The x86 VMM requires both vt-x and vt-d support. vt-x support is easy enough with qemu+kvm, but I'm not sure what the vt-d support is like. I know vmware supports emulating both vt-x and vt-d.
That is the easy part though. Due to the the way CAmkES and capDL presently work all hardware resources (interrupts, memory mapped IO regions, PCI IOSpaces, etc) must all be described statically offline. For this reason I would not recommend starting with the c162 configuration, as it has many devices described all from a particular hardware board.
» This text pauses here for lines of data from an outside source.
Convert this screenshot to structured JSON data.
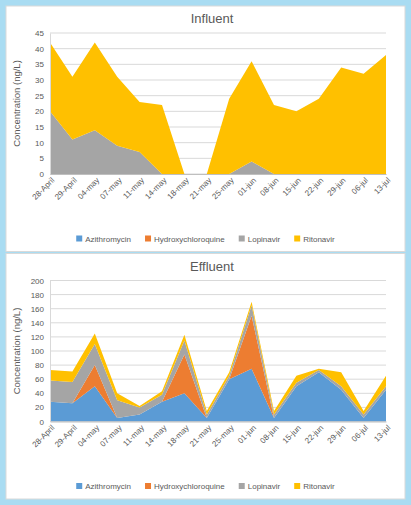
{
  "chart_data": [
    {
      "type": "area",
      "title": "Influent",
      "y_label": "Concentration (ng/L)",
      "categories": [
        "28-April",
        "29-April",
        "04-may",
        "07-may",
        "11-may",
        "14-may",
        "18-may",
        "21-may",
        "25-may",
        "01-jun",
        "08-jun",
        "15-jun",
        "22-jun",
        "29-jun",
        "06-jul",
        "13-jul"
      ],
      "series": [
        {
          "name": "Azithromycin",
          "color": "#5B9BD5",
          "values": [
            0,
            0,
            0,
            0,
            0,
            0,
            0,
            0,
            0,
            0,
            0,
            0,
            0,
            0,
            0,
            0
          ]
        },
        {
          "name": "Hydroxychloroquine",
          "color": "#ED7D31",
          "values": [
            0,
            0,
            0,
            0,
            0,
            0,
            0,
            0,
            0,
            0,
            0,
            0,
            0,
            0,
            0,
            0
          ]
        },
        {
          "name": "Lopinavir",
          "color": "#A5A5A5",
          "values": [
            20,
            11,
            14,
            9,
            7,
            0,
            0,
            0,
            0,
            4,
            0,
            0,
            0,
            0,
            0,
            0
          ]
        },
        {
          "name": "Ritonavir",
          "color": "#FFC000",
          "values": [
            22,
            20,
            28,
            22,
            16,
            22,
            0,
            0,
            24,
            32,
            22,
            20,
            24,
            34,
            32,
            38
          ]
        }
      ],
      "ylim": [
        0,
        45
      ],
      "yticks": [
        0,
        5,
        10,
        15,
        20,
        25,
        30,
        35,
        40,
        45
      ],
      "grid": true,
      "stacked": true,
      "legend": "bottom"
    },
    {
      "type": "area",
      "title": "Effluent",
      "y_label": "Concentration (ng/L)",
      "categories": [
        "28-April",
        "29-April",
        "04-may",
        "07-may",
        "11-may",
        "14-may",
        "18-may",
        "21-may",
        "25-may",
        "01-jun",
        "08-jun",
        "15-jun",
        "22-jun",
        "29-jun",
        "06-jul",
        "13-jul"
      ],
      "series": [
        {
          "name": "Azithromycin",
          "color": "#5B9BD5",
          "values": [
            28,
            26,
            50,
            5,
            10,
            28,
            40,
            5,
            60,
            75,
            5,
            50,
            70,
            45,
            5,
            45
          ]
        },
        {
          "name": "Hydroxychloroquine",
          "color": "#ED7D31",
          "values": [
            0,
            0,
            30,
            0,
            0,
            0,
            55,
            0,
            0,
            75,
            0,
            0,
            0,
            0,
            0,
            0
          ]
        },
        {
          "name": "Lopinavir",
          "color": "#A5A5A5",
          "values": [
            30,
            30,
            30,
            25,
            10,
            10,
            20,
            5,
            5,
            15,
            5,
            5,
            3,
            5,
            5,
            5
          ]
        },
        {
          "name": "Ritonavir",
          "color": "#FFC000",
          "values": [
            15,
            15,
            15,
            10,
            2,
            5,
            8,
            5,
            5,
            5,
            5,
            10,
            2,
            20,
            5,
            15
          ]
        }
      ],
      "ylim": [
        0,
        200
      ],
      "yticks": [
        0,
        20,
        40,
        60,
        80,
        100,
        120,
        140,
        160,
        180,
        200
      ],
      "grid": true,
      "stacked": true,
      "legend": "bottom"
    }
  ]
}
I would suggest starting with the optiplex9020_onevm configuration, as the only additional resources specified are for additional memory. See the 'vm0_config.ram = ...' line in apps/optiplex9020_onevm/optiplex9020.camkes. This describes a list of physical memory regions of the form (paddr, n) where the size of the region = 2^n bytes.
Adrian
On Thu 10-Mar-2016 7:26 AM, Corey Richardson wrote:
On Wed, Mar 09, 2016 at 03:10:58PM -0500, Julien Delange wrote:Any idea about how to run this example with qemu and/or how to test it?Assuming you're on Linux, to run hypervisors in qemu you'll need to enable nested vmx. There's some basic instructions here: http://git.kernel.org/cgit/linux/kernel/git/torvalds/linux.git/tree/Documentation/virtual/kvm/nested-vmx.txt#n45 Additionally, you can nest deeper than the two levels described in that document, but it will get *extremely* slow, so I would not recommend trying it. (There may be other nuances in testing that particular project, but I am not personally aware of them.)